Opening reception, December 28, 2009



Before the introduction of modern tools of measurements such meter, liter, or gram, in traditional Cambodian culture there were many ways in which time and space is measured and objects counted. Most commonly parts of human body were used as a reference to measurements, for instance the wrist, thigh, the stretch of an arm designated a specific distance or length. These measure were called with specific names as well, for example one hat stands for a stretch of forearm, from the elbow to the tip of the middle finger). Objects are also very widely used as references to measure volume, quantity, distance and weight. For example, to express the idea of something high, one would refer to the height of a coconut tree: “…it is as high as a coconut tree…”

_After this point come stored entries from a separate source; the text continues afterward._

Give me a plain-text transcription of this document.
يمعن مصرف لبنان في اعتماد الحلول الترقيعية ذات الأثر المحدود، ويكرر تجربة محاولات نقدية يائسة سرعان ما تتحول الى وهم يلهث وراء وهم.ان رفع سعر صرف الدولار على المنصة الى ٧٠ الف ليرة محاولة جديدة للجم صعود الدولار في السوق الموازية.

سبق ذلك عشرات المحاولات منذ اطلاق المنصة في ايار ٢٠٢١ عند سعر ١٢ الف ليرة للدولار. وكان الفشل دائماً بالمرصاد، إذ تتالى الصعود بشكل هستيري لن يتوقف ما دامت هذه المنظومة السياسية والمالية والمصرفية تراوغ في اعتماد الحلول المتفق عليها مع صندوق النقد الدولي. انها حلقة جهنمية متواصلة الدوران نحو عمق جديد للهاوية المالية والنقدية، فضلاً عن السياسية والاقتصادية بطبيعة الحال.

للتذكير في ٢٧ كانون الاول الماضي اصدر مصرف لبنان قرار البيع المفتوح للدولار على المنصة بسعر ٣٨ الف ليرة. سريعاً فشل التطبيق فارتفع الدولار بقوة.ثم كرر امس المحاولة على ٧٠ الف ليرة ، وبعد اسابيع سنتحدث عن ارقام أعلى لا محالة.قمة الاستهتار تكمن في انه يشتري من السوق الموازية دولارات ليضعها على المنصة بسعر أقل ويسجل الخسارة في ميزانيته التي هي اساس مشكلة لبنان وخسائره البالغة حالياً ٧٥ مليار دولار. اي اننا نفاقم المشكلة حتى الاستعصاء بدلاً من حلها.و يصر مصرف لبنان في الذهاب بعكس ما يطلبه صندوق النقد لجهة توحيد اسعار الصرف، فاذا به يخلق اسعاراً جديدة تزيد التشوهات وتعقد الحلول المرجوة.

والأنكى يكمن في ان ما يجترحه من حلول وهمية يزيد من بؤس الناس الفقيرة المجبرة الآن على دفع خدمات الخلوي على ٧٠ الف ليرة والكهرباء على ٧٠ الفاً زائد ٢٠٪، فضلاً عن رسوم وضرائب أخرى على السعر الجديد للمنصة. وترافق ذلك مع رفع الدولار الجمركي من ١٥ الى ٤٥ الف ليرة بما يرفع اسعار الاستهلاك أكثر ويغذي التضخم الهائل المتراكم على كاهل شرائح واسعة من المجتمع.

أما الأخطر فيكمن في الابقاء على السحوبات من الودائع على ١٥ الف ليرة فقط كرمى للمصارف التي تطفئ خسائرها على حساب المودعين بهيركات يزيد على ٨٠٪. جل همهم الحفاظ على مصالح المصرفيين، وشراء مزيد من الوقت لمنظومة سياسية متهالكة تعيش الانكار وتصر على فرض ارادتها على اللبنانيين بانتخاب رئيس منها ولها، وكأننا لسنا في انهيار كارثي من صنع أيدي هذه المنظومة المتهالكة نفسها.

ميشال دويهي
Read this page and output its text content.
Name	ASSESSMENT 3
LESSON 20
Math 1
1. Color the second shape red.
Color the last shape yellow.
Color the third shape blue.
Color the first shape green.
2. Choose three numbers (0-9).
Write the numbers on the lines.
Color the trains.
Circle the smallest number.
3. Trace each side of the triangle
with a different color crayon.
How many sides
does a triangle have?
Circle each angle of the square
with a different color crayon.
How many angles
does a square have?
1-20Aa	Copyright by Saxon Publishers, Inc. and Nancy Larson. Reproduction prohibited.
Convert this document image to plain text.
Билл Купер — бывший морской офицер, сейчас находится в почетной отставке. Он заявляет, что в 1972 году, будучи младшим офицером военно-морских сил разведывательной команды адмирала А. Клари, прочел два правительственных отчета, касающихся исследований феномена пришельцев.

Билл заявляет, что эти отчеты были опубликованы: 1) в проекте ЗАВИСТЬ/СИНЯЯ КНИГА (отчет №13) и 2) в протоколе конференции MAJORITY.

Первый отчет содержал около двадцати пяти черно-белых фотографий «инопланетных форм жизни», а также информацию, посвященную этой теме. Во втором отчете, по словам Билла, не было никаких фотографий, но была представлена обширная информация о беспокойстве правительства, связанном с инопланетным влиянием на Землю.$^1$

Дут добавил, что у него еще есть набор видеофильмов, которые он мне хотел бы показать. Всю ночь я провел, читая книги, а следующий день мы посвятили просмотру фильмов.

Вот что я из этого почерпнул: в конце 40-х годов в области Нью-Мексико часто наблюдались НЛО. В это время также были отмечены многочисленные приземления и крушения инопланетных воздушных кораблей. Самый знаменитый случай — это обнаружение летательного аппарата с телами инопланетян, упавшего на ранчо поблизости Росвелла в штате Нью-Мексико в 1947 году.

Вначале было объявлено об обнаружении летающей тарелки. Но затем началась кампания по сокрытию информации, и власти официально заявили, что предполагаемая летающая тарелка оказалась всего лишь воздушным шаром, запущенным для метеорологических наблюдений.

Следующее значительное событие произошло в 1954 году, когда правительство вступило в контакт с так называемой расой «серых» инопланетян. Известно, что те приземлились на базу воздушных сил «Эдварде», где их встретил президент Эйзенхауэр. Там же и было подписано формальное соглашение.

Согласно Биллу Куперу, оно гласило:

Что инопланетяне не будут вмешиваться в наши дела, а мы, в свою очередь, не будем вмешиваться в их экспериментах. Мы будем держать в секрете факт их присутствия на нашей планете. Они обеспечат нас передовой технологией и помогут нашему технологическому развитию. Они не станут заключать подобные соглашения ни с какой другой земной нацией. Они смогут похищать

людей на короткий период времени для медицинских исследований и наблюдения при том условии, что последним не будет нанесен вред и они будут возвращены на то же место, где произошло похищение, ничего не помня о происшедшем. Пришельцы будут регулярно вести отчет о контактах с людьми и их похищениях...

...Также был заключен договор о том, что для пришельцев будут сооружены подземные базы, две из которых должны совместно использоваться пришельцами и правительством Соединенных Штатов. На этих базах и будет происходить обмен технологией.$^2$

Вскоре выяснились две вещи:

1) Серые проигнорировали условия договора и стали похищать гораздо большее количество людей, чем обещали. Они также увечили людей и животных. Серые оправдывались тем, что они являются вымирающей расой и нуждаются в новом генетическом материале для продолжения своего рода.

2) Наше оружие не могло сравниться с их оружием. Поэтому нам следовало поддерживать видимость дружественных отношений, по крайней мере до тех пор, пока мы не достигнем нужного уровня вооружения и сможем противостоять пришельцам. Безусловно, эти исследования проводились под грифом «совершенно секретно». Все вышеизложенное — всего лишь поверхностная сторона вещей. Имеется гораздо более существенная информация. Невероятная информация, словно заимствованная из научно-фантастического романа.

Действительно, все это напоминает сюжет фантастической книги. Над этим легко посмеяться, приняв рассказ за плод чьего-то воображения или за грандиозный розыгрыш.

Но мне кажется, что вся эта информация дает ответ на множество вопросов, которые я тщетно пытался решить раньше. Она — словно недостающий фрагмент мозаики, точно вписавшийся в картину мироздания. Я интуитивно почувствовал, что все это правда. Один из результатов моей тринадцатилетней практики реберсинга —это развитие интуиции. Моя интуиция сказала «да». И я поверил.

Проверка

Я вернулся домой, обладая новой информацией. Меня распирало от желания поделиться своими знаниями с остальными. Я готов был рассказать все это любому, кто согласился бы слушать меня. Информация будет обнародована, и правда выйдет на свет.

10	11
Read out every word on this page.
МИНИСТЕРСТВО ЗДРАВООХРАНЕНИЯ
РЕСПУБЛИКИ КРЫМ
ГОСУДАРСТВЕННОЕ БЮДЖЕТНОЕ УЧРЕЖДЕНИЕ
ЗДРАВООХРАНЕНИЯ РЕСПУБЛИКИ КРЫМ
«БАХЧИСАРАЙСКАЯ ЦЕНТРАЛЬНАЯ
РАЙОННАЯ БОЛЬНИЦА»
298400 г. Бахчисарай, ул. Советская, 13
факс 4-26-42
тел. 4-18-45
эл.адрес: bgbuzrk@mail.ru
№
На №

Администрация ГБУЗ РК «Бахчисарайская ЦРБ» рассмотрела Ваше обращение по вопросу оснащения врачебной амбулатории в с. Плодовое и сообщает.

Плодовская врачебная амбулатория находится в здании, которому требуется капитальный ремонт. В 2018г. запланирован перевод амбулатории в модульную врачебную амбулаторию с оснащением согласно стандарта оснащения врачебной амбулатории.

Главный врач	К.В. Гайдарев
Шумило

This exhibition and book propose a survey of some of those traditional measurements found in the Cambodian society. Although most oftenly modern measurements have come to substitute the traditional ones, in some part of Cambodia it is still common to meet people who use traditional ways of measuring. Both the exhibition and publication is part of our project A Cambodian Memory Bank project which interviews and document elderly people about Culture and history of Cambodia.

We would like to take this occasion to express our deepest gratitude to the all the people who contributed to the archiving of history by providing their knowledge and memories to the future generations. We also would like to thank the researchers for their dedication to the project.

We also would like to thank the Rockefeller Foundation for their financially supports the project.